O motivo da prisão, conforme comunicado divulgado por Israel, é “incitação ao terrorismo”. Sua prisão em 2017, veio após um tapa que deu contra um soldado em resposta aos ferimentos causados a sua prima. Dias depois do incidente da bofetada, os militares invadiram a sua casa e a prenderam. Pouco depois, prenderam a mãe dela e outra prima. Contudo, essas repressões não a fizeram recuar e ao ser liberta, Tamimi levanta o seu rosto em voz firme, denunciando os abusos cometidos por Israel.

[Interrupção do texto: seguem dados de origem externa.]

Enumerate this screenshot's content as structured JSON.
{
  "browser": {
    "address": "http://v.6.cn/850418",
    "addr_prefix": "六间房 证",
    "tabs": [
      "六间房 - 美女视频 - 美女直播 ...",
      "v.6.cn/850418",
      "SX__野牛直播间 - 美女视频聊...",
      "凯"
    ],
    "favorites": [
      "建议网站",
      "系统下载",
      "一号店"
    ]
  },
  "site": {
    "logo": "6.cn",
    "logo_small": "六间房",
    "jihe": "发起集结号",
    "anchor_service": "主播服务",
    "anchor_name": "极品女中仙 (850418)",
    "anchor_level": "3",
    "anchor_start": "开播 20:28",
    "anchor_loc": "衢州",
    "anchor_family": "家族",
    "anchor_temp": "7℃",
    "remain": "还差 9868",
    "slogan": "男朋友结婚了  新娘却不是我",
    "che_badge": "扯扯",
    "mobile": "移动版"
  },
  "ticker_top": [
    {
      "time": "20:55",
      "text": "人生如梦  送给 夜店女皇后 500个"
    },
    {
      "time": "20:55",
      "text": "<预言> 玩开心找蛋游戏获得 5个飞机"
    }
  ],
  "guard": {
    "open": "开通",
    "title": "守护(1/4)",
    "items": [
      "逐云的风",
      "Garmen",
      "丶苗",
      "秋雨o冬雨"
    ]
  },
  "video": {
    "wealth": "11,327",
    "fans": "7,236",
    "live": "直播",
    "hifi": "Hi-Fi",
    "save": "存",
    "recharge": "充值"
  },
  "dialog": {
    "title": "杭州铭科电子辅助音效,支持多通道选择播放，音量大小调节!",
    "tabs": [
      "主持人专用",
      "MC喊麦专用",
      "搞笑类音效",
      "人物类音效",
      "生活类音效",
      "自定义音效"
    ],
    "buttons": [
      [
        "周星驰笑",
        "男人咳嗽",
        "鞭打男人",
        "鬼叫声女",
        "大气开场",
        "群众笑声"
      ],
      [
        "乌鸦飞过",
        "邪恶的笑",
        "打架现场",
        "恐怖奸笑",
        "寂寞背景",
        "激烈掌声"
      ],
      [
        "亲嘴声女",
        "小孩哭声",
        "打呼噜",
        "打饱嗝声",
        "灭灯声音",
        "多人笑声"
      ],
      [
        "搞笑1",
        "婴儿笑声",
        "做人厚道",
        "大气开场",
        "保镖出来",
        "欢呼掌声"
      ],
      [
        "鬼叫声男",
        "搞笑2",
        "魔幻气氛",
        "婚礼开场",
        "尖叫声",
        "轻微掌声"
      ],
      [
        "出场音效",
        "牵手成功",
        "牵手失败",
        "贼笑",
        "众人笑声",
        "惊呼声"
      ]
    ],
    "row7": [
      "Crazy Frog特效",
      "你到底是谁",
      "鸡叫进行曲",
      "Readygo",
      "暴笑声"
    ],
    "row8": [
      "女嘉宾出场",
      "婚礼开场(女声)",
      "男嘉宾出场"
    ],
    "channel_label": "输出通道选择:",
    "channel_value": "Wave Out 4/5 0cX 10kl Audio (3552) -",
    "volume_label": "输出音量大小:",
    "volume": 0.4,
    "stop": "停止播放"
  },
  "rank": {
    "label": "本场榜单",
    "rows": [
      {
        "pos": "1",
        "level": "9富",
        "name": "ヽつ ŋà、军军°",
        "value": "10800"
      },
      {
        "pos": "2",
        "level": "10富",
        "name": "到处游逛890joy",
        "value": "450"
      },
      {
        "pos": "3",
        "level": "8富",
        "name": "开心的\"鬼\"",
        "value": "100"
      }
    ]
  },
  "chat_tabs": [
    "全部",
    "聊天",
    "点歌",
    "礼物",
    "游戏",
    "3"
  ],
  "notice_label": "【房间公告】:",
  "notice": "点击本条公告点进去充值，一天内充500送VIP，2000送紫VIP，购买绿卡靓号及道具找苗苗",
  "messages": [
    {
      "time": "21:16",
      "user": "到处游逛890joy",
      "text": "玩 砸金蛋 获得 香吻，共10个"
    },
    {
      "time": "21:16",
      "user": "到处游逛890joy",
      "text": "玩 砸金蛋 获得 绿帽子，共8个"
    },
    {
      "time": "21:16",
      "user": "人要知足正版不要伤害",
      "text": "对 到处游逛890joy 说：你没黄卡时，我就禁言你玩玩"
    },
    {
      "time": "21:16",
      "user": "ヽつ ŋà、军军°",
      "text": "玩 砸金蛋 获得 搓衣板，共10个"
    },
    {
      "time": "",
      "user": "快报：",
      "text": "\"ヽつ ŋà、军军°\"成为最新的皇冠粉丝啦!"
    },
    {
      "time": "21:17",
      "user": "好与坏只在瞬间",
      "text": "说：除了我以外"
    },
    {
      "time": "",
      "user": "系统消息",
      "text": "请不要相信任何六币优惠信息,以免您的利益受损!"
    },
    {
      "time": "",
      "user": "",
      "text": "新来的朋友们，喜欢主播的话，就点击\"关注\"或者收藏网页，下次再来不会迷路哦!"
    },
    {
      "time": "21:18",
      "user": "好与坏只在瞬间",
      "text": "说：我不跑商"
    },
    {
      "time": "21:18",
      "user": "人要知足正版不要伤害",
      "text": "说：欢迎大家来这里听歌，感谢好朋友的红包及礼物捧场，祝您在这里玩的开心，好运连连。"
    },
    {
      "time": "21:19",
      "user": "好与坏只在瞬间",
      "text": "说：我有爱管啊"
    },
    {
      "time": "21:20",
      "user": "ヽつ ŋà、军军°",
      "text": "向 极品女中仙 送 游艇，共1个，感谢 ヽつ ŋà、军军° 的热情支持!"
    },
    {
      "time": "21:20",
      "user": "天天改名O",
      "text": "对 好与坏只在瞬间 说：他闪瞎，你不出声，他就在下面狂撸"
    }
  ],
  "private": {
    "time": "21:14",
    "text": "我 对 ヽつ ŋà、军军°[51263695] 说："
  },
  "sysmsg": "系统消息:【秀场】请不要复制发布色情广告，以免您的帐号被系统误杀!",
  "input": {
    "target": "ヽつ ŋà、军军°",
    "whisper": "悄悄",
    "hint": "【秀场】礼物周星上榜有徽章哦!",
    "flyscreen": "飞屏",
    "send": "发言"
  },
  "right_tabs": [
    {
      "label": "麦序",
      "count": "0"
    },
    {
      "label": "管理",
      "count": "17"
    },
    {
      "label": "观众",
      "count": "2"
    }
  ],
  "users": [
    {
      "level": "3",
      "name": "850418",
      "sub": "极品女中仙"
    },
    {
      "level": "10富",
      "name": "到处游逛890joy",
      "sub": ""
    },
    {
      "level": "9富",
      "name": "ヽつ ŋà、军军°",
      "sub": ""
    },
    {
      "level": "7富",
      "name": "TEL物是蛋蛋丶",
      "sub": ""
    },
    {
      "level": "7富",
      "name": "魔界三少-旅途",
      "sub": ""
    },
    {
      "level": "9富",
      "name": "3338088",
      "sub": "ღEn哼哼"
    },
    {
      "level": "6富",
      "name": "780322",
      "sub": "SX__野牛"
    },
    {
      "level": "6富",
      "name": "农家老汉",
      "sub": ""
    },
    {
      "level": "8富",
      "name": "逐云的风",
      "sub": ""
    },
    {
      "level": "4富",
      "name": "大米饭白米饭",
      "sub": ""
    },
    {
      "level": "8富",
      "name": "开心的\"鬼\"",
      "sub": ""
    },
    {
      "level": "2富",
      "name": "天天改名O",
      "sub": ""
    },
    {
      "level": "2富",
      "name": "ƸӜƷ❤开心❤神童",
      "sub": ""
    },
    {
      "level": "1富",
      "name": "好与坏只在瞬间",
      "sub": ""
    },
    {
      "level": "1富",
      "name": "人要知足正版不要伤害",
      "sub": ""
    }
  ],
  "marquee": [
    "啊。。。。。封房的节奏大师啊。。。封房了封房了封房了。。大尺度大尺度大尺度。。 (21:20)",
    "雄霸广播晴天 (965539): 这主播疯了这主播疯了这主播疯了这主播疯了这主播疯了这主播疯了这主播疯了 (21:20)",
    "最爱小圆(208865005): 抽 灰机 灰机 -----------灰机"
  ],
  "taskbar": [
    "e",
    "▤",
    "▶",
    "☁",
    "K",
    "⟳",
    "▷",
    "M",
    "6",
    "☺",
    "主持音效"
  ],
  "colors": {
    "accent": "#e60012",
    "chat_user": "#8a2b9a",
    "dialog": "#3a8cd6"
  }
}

A história de Ahed chamou a atenção para a situação das crianças palestinas detidas em prisões militares israelenses – a esmagadora maioria delas por causa de incidentes de lançamento de pedras ou de participação em protestos – e para os falsos processos judiciais, abusos e interrogatórios cheios de ameaças, e para as confissões extraídas sob tortura a que estão sujeitos.
Os políticos de direita israelenses e racistas nacionalistas consideram as suas ações como humilhantes para o exército nos territórios ocupados, mas ela também se tornou uma inspiração para israelenses de esquerda que ainda protestam contra a ocupação. Na época da sua primeira prisão, dezenas de deputados britânicos expressaram preocupação com a prisão de Tamimi e assinaram uma carta pedindo a sua libertação.
O Grande Imã de Al-Azhar do Egito, Xeque Ahmed Al-Tayeb, também denunciou a sua prisão na época e elogiou a coragem da jovem. Em 2017 o exército de ocupação israelense declarou a aldeia de Nabi Saleh, na área de Ramallah, como uma zona militar fechada, numa tentativa de reprimir uma manifestação e punir coletivamente os que apoiavam a família Tamimi e a liberdade de Ahed.
Ahed Tamimi viajou o mundo, denunciando o regime de apartheid israelense e demonstrando força diante dos que tentavam quebrar o seu espírito. Na atual guerra que estourou no dia 07 de outubro, Tamimi foi uma das reféns de Israel e foi libertada no acordo de trégua entre Israel e Hamas, Tamimi, visivelmente abalada diante das câmeras, ainda tinha forças para denunciar os abusos cometidos em prisões de Israel.